You’ve all seen Trading Places, right? So, where do you put you $1?
Assuming the question is: “Is it temperament or upbringing which dictates one’s propensity to conform to socially acceptable behavior?” I’d say upbringing. There are no guarantees how someone will turn out on the individual level, but in general people grow up with whatever ethical system best yield their desires. They learn how to behave to get what they want more frequently.
But of course, that’s kind of a natural thought process. Maybe I need to change my answer.
The two are tied together closely and that is why it is a hard problem. If you are an identical twin who is gay and schizophrenic and prone to addiction but who was separated at birth from the other twin, you have will tend to have both nature and nurture in common even if you you never met your twin. These studies have been done a lot although why some people go around separating identical twins at birth is beyond me.
It is still a commonsense problem though and I think some of the science is dubious to unethical at best even though I have a degree in this area. Ask any parents of multiple children and you will usually find that the kids were born quite different and showed it at a very early age even when they got they got the same upbringing, environment, etc.
Nurture arguments have some merit once the difference between environment is strong enough but there is a whole crackpot school of thought that thinks it means most everything and that simply isn’t true. Nature wins in the final showdown.
Both/neither.
Neither by itself; it’s not additive, it’s multiplicative, like the area of a square. Nurture needs a nature to act upon; nature doesn’t get to express itself except in a context.
Both. Like length AND width.
I haven’t actually; I had to look it up.
I say “both”. Much, perhaps most of what makes us what we are is inborn; but that inborn nature is heavily shaped by our environment as well.

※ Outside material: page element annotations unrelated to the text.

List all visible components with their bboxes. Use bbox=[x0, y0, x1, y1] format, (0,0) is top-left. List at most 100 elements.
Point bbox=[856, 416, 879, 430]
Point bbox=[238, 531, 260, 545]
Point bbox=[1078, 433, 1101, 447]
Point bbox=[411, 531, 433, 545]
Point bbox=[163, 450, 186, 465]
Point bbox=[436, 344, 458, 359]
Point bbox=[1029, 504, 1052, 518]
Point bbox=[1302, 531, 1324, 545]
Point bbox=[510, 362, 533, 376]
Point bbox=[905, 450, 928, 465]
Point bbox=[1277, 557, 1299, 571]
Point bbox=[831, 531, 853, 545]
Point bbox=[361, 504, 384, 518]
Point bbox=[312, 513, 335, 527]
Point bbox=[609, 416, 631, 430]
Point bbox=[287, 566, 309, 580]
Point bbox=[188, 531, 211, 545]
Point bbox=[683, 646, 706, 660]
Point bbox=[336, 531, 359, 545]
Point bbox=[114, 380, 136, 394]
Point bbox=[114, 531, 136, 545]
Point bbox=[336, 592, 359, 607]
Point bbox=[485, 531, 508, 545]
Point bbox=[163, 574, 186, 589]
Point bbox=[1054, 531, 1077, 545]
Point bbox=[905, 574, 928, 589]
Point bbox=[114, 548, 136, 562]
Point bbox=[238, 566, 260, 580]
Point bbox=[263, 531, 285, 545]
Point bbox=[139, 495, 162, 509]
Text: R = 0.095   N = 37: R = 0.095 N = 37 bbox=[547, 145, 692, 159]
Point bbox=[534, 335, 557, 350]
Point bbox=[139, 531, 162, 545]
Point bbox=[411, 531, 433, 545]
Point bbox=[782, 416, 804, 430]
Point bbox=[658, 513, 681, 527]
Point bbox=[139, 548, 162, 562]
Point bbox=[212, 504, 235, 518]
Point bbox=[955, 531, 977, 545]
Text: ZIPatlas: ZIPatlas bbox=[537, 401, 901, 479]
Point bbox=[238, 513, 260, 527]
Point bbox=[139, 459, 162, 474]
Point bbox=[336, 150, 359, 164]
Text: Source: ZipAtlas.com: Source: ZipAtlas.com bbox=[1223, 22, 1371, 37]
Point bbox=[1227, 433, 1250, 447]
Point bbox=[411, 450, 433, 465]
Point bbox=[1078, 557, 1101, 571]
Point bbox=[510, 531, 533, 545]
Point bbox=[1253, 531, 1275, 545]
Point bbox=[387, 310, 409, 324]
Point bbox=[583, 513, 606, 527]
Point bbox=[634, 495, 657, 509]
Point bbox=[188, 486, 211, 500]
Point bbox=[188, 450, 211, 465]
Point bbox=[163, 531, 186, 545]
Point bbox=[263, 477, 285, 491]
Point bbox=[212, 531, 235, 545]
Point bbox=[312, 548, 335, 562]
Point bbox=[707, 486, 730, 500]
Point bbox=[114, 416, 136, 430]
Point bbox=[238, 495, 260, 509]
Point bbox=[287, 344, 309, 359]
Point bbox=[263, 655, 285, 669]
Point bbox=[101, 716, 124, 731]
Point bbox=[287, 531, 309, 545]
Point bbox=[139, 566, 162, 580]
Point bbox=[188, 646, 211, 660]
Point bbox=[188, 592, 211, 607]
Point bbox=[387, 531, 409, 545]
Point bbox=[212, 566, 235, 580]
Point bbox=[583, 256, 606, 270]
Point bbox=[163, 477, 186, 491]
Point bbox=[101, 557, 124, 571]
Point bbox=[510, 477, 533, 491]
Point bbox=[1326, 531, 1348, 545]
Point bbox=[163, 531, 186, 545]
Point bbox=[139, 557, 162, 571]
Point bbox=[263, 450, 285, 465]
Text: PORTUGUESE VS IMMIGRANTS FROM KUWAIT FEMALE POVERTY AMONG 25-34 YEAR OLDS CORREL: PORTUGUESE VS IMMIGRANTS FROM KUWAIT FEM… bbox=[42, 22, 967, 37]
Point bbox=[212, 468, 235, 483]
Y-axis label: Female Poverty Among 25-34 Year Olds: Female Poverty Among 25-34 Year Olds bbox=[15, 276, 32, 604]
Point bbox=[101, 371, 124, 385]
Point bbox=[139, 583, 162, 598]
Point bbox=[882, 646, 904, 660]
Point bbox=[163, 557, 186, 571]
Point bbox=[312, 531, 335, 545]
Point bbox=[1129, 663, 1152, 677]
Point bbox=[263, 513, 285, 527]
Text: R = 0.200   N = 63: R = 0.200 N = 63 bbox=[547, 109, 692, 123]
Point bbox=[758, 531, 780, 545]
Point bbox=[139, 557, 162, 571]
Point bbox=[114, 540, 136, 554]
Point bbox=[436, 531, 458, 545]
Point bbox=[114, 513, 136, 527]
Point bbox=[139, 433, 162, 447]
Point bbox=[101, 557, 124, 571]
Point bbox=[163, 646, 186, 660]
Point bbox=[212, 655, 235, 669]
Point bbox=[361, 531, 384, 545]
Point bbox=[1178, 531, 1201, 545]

Both. The effects of one cannot be easily disentangled from the effects of the other, if at all.
Both.
Both.
I’m adopted. My parents realized when I was young that I was musically inclined, while neither of them could find a beat if it was a neon hammer knocking their heads. It could have been left at that, but they nurtured my ability by providing me outlets to grow. I started reading young. They could have said “that’s nice”, instead I had my own library card in pre-school and Mom took my there as often as I wished.
Nurture decides what you do with what nature gave you.
Now I need to watch that movie again. So funny.
I like that.
As the oldest of 5 (16 year age spread, one female in the timeline center) from a non-broken home, I can see a lot of similarities that are probably derived from the attitudes derived (learned?) from the most sympathetic parent or even older sib.
The 2 youngest, both impulsive, addictives types, like me, are both dead. The sis and remaining bro, both with advanced scientific degrees, much calmer, laid back. One a big deal in a big business, the other a stay-at-home mom with a sewing business.
Me, a gypsy, fortune-hunter that never quite hit it, government slave about to retire.
As I voted, “something else”.
While I fully acknowledge that both N & N are typically the main driving elements which form a human being’s personality, I also feel that there can be something ineffable at work as well, something which transcends both. In other words it is possible for someone to overcome both their upbringing and innate predilections (be they genetic or otherwise).
Bolding mine.
Here, IMHO, is the crux of the problem. Some folk just will not be stopped from trying, trying, trying, all the time. Some, just don’t try very hard.
Effort and some basic level of innate ability can overcome a lot. Given some level of talent/ability, not giving a damn can trash a lot.
Where opportunity, ability, and attitude/stick-to-itiveness collide is where all our nice predictive models kind of go to shit. IMHO, there’s just no predicting what will happen, especially given the effect of outside moderators and pure chance.
Both, absolutely.
But my experiences with people who were adopted at birth have been enough to convince me that nature has a greater influence on personality (barring extreme situations like abuse, neglect, etc). I think twin studies prove the same…
Jeezus, everybody knows it’s both, but now you have an internets gun to your head and you *have *to choose. Now git to choosin’!
I would have said both, with an emphasis on nature if you asked me a week ago. But the other day I listened to this episode of Radiolab (go to New Normal? Episode, the third one down the page) and its story about Baboon’s.
The story itself will tell you why I changed my mind and would now say both with a heavy emphasis on Nurture. But to try and summarize it. Baboon’s are enormously aggressive and violent animals. But there is one Baboon tribe that had such a radical shift in its social hierarchy a while back that they have re-adapted to be non violent. More importantly, this tribe has continued in this peaceful lifestyle for decades, and has incorporated new members into its tribe who have also become nonviolent.
I am doing a bad job of summarizing, but take a listen to that episode. It’s interesting. The rest of the show is interesting too, in particular the segment on foxes and how domesticating them has led to genetic changes which is why I am still saying it’s both only with a heavier emphasis on Nurture.
Yes, I do make most of my decision about the nature of humanity and the universe based on radio programs. Why do you ask?